Public More Optimistic About AI Era
In 2024, 67% of respondents indicated they “have a good understanding of what AI is,” and 66% believed “AI will profoundly change their daily lives in the near future.”
The proportion of the global population believing AI-driven products and services “have more benefits than drawbacks” rose slightly from 52% in 2022 to 55% in 2024.

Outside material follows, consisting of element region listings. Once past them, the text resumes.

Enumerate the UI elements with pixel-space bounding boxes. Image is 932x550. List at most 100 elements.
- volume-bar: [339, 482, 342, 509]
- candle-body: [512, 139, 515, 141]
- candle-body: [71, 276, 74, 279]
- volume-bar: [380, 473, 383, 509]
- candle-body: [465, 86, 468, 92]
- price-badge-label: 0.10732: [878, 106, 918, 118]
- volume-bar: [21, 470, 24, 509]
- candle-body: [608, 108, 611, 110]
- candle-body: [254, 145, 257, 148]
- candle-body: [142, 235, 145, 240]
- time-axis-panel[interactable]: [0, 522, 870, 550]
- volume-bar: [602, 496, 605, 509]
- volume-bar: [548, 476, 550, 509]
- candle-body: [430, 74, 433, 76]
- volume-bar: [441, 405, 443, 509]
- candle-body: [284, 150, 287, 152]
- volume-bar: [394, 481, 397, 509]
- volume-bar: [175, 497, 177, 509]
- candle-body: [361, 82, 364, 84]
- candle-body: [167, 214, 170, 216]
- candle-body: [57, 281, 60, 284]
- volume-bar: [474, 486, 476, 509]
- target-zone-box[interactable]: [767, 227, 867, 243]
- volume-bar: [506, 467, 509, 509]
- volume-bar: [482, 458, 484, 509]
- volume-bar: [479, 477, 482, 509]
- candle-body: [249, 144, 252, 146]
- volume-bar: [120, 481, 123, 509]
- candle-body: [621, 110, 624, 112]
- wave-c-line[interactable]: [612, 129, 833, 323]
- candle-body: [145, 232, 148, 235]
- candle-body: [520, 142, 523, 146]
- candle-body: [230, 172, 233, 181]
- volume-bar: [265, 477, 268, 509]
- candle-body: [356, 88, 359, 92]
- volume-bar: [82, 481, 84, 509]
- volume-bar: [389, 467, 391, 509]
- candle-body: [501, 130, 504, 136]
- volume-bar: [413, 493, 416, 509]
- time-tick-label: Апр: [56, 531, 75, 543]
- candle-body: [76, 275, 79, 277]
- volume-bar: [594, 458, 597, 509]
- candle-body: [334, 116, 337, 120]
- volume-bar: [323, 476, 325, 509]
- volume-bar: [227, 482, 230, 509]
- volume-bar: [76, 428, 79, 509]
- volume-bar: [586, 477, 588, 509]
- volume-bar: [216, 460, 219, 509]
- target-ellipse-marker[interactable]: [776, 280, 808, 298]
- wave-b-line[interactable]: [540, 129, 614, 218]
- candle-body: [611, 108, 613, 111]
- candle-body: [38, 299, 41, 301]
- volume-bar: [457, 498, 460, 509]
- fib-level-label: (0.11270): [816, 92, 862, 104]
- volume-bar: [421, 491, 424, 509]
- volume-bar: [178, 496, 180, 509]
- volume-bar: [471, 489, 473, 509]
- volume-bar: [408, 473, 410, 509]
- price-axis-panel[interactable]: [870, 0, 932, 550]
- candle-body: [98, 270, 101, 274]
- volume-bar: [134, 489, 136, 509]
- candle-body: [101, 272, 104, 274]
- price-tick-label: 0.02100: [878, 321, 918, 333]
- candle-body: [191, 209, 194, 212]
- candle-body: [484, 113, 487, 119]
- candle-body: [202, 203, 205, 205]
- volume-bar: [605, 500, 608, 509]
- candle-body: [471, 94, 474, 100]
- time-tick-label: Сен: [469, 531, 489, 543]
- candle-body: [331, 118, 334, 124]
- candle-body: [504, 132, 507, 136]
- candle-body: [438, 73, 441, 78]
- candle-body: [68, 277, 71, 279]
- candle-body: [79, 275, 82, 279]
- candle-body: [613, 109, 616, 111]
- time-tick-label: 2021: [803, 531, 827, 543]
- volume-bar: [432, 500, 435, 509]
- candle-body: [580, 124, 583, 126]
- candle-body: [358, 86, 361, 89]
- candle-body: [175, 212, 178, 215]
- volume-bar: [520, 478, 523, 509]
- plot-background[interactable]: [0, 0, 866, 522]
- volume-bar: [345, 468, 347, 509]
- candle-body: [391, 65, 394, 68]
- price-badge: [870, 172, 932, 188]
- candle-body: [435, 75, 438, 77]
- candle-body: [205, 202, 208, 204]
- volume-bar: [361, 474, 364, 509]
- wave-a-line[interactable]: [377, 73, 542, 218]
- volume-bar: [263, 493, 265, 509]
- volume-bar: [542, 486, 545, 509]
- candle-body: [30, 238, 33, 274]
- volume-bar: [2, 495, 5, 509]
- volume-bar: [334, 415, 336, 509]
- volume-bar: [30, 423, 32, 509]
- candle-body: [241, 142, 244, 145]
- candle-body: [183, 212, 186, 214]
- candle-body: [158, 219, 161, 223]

In surveys about AI products and services, Chinese respondents had the highest awareness, trust, and enthusiasm for AI on average. 80% of respondents indicated “these products and services make them excited.” In comparison, only 58% of US respondents believed “AI will profoundly change life in the next 3-5 years.”
Over the past year, the proportion of respondents who “trust that companies using AI will protect personal data” decreased by 3 percentage points, and those who “trust that AI won’t discriminate against or show bias toward any group” decreased by 2 percentage points.
However, there are significant regional differences in public opinion.
Respondents in Asia and Latin America are more inclined to believe AI has more benefits than drawbacks. In contrast, respondents in Europe and English-speaking countries are more skeptical. Only 46% of UK respondents and 39% of US respondents believe AI has more benefits than drawbacks.
This year’s Ipsos survey added questions about “how AI affects current work.” 60% of respondents believe “AI may change the way they work in the next five years,” and 36% (more than one-third) believe “AI may replace existing jobs in the next five years.”
Generation Z (67%) and Millennials are more likely than Generation X and Baby Boomers (49%) to agree that “AI will change the way they work.” From 2023 to 2024, the proportion of all generations agreeing with this view increased, with Millennials and Baby Boomers showing the largest increase, possibly indicating a convergence of awareness across generations.